Nino Margvelashvili, neuropsicólogo do Instituto de Neurologia e Neuropsicologia em Tbilisi, que também trabalha como psicólogo numa escola particular, disse que alguns pais simplesmente contrabandeiam medicamentos, na maioria das vezes com a ajuda de amigos ou parentes na Ucrânia.

Em muitos outros casos, neurologistas prescrevem outros medicamentos, entre eles sedativos e medicamentos normalmente utilizados para demência ou psicose. "Eles deixam as crianças apáticas, sinto pena delas de verdade", disse.

Em muitas partes do mundo, os pais de crianças com TDAH dizem que se sentem estigmatizados, não importa como tentam lidar com o transtorno.

"Se você medica, você é uma mãe ruim", disse Patricia Oedell, que vive num vilarejo perto de Villingen-Schwenningen, na Alemanha, e tem três filhos com diagnóstico de TDAH. "E se você não faz isso, você também é uma mãe ruim."

Para Oedell, o início das aulas este ano trouxe memórias dolorosas de ter de convencer sua filha, uma adolescente isolada, a continuar indo para a escola.

Seu filho de 12 anos, que também foi diagnosticado com TDAH, vem passando de crise em crise, como quando enfiou um prego no dedo, e quando sofreu queimaduras por segurar uma bombinha acesa dentro da jaqueta.

Esses problemas podem ser comuns para os pais que têm lidado com o transtorno nos EUA, mas em lugares como Villingen-Schwenningen, um diagnóstico de TDAH pode deixar os pais se sentindo como párias, disse Oedell.

"Na Alemanha, na verdade não se aceita o diferente", disse Oedell. "Ou as pessoas dizem que o TDAH não existe, ou elas fazem isso parecer um problema moral terrível."

Para os pais de Sinan, o menino turco do oitavo ano, o desafio de lidar com o TDAH em Istambul foi, em última análise, grande demais.
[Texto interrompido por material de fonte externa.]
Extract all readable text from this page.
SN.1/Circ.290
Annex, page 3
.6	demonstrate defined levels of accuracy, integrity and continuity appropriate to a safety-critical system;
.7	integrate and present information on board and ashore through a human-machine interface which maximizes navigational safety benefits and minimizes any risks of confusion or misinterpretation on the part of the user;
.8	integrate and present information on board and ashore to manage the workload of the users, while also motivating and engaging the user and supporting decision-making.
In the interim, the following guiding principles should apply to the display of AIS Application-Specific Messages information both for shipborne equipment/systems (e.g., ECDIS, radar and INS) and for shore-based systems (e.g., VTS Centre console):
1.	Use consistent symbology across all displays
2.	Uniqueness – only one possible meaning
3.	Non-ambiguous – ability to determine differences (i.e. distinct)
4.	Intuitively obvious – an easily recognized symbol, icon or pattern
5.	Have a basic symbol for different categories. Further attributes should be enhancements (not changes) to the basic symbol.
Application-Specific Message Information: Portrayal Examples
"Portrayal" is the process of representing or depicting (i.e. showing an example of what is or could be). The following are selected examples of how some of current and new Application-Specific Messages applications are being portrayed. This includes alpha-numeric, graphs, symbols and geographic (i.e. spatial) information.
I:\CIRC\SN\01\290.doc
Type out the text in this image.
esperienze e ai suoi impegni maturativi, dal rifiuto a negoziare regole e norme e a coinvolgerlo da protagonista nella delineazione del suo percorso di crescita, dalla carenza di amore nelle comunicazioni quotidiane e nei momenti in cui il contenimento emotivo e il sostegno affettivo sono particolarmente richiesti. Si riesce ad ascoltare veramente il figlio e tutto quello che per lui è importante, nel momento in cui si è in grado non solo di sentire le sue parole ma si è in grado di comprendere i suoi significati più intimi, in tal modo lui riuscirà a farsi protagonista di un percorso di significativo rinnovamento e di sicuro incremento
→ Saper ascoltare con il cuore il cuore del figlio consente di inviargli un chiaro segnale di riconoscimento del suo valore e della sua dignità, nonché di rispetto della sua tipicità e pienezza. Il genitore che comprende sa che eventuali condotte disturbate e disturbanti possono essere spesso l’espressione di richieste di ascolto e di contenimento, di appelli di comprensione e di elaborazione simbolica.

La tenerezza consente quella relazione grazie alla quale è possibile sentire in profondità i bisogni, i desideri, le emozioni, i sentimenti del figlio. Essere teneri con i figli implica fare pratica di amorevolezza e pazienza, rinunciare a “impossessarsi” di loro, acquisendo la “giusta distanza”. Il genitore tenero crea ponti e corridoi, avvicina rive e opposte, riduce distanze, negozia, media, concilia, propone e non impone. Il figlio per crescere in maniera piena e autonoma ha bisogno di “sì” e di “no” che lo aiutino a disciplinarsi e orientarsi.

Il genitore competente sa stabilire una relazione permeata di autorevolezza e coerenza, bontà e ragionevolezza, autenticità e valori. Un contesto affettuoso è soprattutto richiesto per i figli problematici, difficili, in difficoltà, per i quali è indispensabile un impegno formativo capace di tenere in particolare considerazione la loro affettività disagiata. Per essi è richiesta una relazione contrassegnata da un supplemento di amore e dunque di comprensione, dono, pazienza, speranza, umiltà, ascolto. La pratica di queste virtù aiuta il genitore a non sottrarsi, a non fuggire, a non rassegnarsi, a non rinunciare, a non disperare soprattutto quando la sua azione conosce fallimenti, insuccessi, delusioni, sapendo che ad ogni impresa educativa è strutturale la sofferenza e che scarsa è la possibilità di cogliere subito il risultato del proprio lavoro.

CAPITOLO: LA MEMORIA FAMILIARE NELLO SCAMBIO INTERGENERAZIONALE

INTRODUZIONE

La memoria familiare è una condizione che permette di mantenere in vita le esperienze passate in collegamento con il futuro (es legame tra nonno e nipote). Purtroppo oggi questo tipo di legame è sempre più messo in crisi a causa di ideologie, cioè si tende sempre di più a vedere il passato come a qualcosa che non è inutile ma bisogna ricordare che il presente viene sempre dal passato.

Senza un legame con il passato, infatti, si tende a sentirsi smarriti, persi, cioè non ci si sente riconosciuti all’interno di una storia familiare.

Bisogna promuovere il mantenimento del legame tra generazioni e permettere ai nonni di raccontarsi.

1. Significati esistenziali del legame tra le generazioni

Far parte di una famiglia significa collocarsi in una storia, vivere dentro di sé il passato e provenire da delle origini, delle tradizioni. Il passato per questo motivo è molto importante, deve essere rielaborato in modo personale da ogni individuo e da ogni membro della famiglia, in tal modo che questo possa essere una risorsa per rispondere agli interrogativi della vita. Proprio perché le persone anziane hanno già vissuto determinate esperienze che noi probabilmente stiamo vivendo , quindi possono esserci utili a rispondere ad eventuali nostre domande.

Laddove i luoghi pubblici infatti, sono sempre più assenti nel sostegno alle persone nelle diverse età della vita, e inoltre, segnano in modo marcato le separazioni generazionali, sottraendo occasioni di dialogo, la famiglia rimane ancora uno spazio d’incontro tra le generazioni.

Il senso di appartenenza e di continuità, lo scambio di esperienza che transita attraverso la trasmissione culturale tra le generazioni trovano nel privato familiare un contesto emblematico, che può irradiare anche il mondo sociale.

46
Eles começaram a procurar uma escola fora do país para mandar o filho, e escolheram um programa em Utah, nos EUA, que oferece apoio a estudantes com TDAH.

A escola vai custar US$ 10 mil (R$ 37,8 mil) por mês à família, obrigando-a a usar suas economias e a pedir ajuda de parentes, mas eles não veem outra alternativa.

"Estamos muito tristes porque não vamos vê-lo nem viver com ele até ele se tornar adulto, e por ele estar tão longe", escreveu o pai num e-mail. "Então nos lembramos que este pode ser um passo para salvar a vida dele e para tentar nos acalmar. É difícil.”